“Infelizmente, todo o feijão que a gente plantou foi perdido.” Enfrentando a seca no cultivo às margens do Rio São Francisco, na comunidade vazanteira de Cascalho, no município de São Francisco, o pequeno produtor Paulo Dias da Silva ecoa um lamento que se espalha com cada vez mais intensidade, pelo segundo ano consecutivo, pelo semiárido mineiro. Da mesma forma, essa queixa se traduz no vaivém de caminhões-pipa que tentam suprir a escassez de cursos d'água e poços e no gado que emagrece pela falta de pastagem e com o pouco que tem para beber.
O estado já tem 138 municípios com decreto de emergência por causa estiagem prolongada, quase todos eles situados no Norte de Minas e nos vales do Jequitinhonha e do Mucuri, de acordo com a Coordenadoria Estadual de Defesa Civil (Cedec). E, a cada dia sem chuva, a situação se agrava.
No Norte de Minas, estima-se que mais de 20 mil famílias estejam com dificuldades de acesso a água potável e alimentação por causa da escassez de chuvas, que já provocou o secamento de mais de 300 rios e córregos na região. Os danos da estiagem prolongada em 2024 no Norte mineiro constam em relatório climatológico da Empresa de Assistência Técnica e Extensão Rural (Emater-MG), apresentado no início do mês em reunião da Associação dos Municípios da Área Mineira da Sudene (Amams).
A entidade anunciou que vai usar o levantamento como base para solicitar dos governos federal e estadual a ampliação do programa de envio de caminhões-pipa para abastecimento de água e de cestas básicas para as populações atingidas. Pretende também pedir a renegociação de dívidas rurais.

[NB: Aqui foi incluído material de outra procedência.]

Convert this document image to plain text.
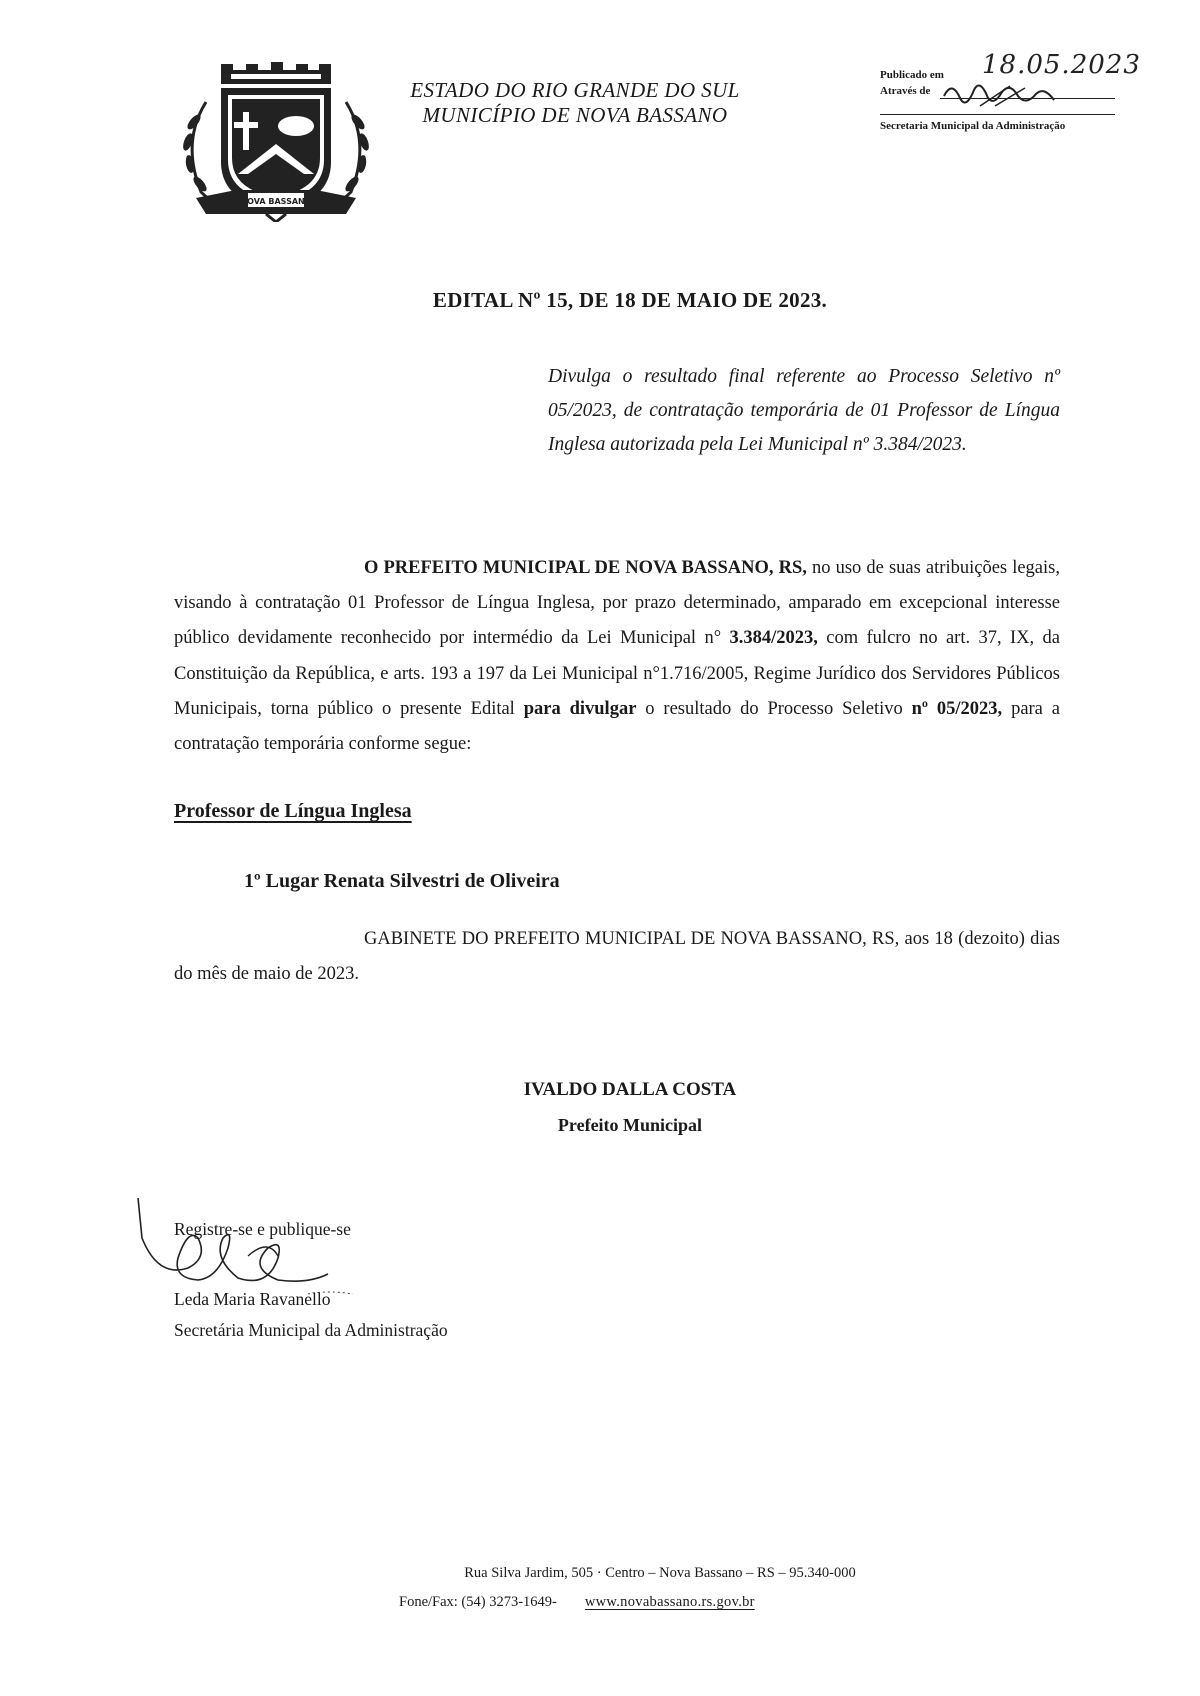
NOVA BASSANO
ESTADO DO RIO GRANDE DO SUL
MUNICÍPIO DE NOVA BASSANO
Publicado em 18.05.2023
Através de
Secretaria Municipal da Administração
EDITAL Nº 15, DE 18 DE MAIO DE 2023.
Divulga o resultado final referente ao Processo Seletivo nº 05/2023, de contratação temporária de 01 Professor de Língua Inglesa autorizada pela Lei Municipal nº 3.384/2023.
O PREFEITO MUNICIPAL DE NOVA BASSANO, RS, no uso de suas atribuições legais, visando à contratação 01 Professor de Língua Inglesa, por prazo determinado, amparado em excepcional interesse público devidamente reconhecido por intermédio da Lei Municipal n° 3.384/2023, com fulcro no art. 37, IX, da Constituição da República, e arts. 193 a 197 da Lei Municipal n°1.716/2005, Regime Jurídico dos Servidores Públicos Municipais, torna público o presente Edital para divulgar o resultado do Processo Seletivo nº 05/2023, para a contratação temporária conforme segue:
Professor de Língua Inglesa
1º Lugar Renata Silvestri de Oliveira
GABINETE DO PREFEITO MUNICIPAL DE NOVA BASSANO, RS, aos 18 (dezoito) dias do mês de maio de 2023.
IVALDO DALLA COSTA
Prefeito Municipal
Registre-se e publique-se
Leda Maria Ravanello
Secretária Municipal da Administração
Rua Silva Jardim, 505 · Centro – Nova Bassano – RS – 95.340-000
Fone/Fax: (54) 3273-1649- www.novabassano.rs.gov.br
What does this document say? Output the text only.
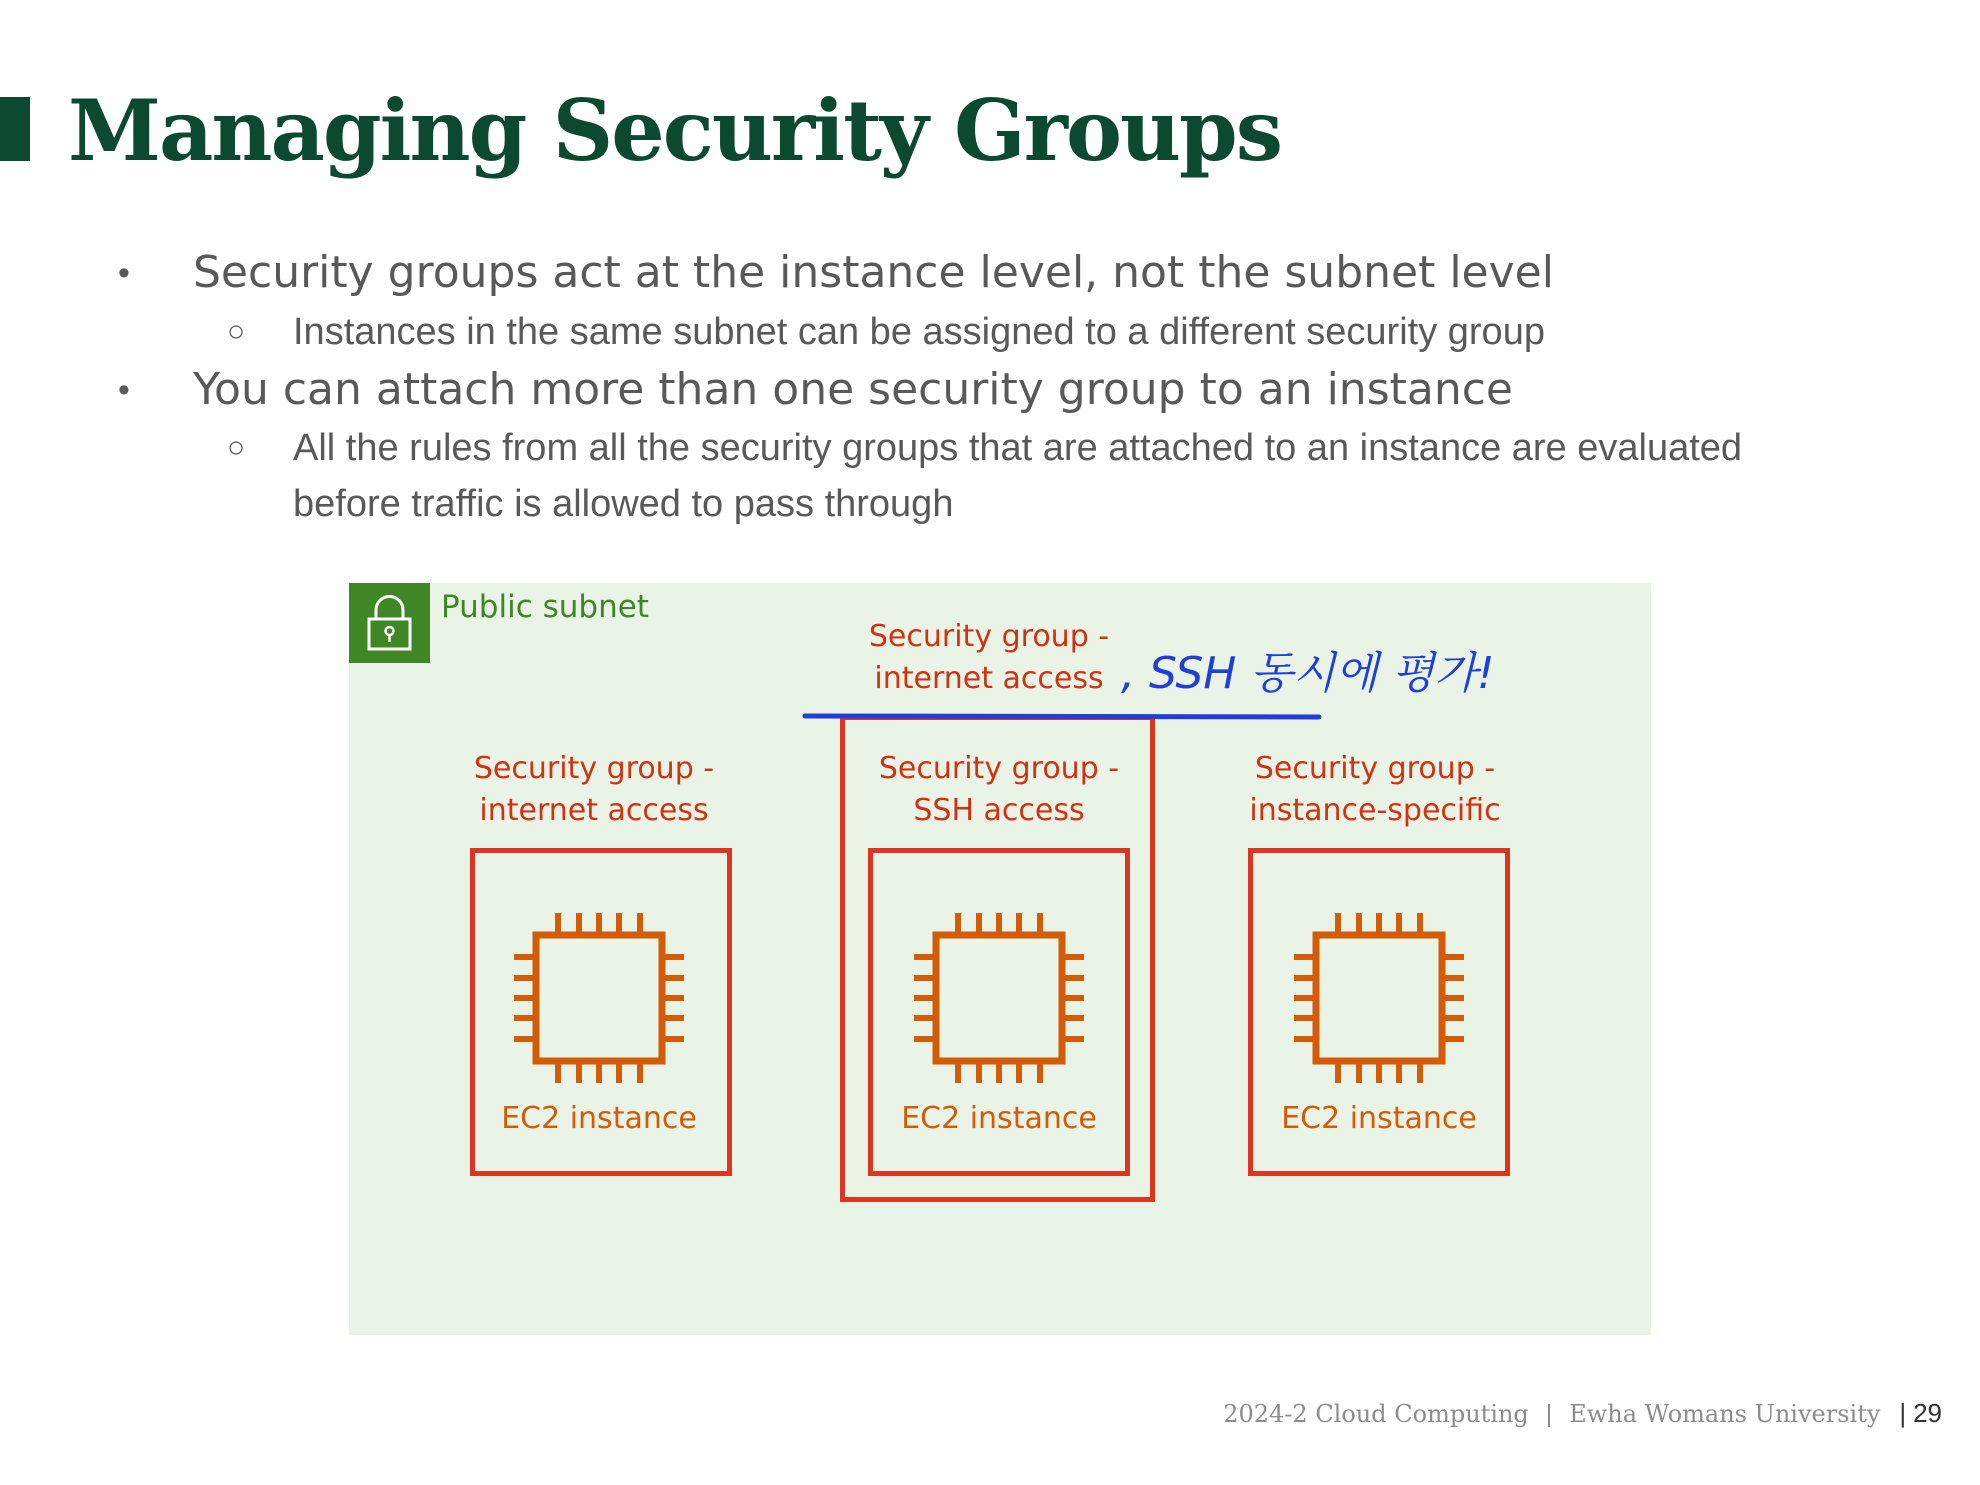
Managing Security Groups
• Security groups act at the instance level, not the subnet level
○ Instances in the same subnet can be assigned to a different security group
• You can attach more than one security group to an instance
○ All the rules from all the security groups that are attached to an instance are evaluated
before traffic is allowed to pass through
Public subnet
Security group -
internet access
Security group -
internet access
EC2 instance
Security group -
SSH access
EC2 instance
Security group -
instance-specific
EC2 instance
, SSH 동시에 평가!
2024-2 Cloud Computing | Ewha Womans University | 29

O levantamento da Emater-MG estima os efeitos de mais de 160 dias sem chuvas significativas no semiárido mineiro, área em que a estiagem prolongada afeta diretamente 170 mil famílias de agricultores, 30% da população rural. O Norte do estado conta 3.550 comunidades sofrendo algum tipo de efeito da seca.
O quadro de perdas deste ano repete o drama de 2023, quando o semiárido mineiro enfrentou uma das piores estiagens da história, em meio a recordes de temperatura. “Comparando com o ano passado, podemos dizer que a situação é idêntica. Os impactos da seca deste ano são os mesmos”, afirma o gerente regional de Emater-MG em Montes Claros, José Arcanjo Marques Pereira.
“Os mesmos rios e córregos da região que secaram no ano passado estão vazios novamente. Mas, agora, há uma tendência de o fenômeno da seca se agravar, em função das mudanças climáticas e do aquecimento global. Estamos vivendo ondas de calor mais intensas, com sol mais forte, muitos incêndios e queimadas, atingindo pastagens, lavouras e canaviais”, relata o gerente regional da Emater-MG.
O diagnóstico da Emater-MG entregue à Amams aponta ainda sérios prejuízos econômicos na agropecuária da região no primeiro semestre de 2023, com redução de 35% na produção leiteira e queda de 50% na produção de carne e leite mesmo com o uso de suplementação alimentar, enquanto a capacidade das pastagens teve um baque de 40%.
Um dos efeitos desse quadro pode ser observado na localidade de Mandacaru, no município de Montes Claros, cidade polo da região Norte. Lá, o pequeno produtor Antônio Ailson Ferreira mantém na base do sacrifício o seu pequeno rebanho bovino e o plantio de hortaliças, tentando superar a estiagem prolongada.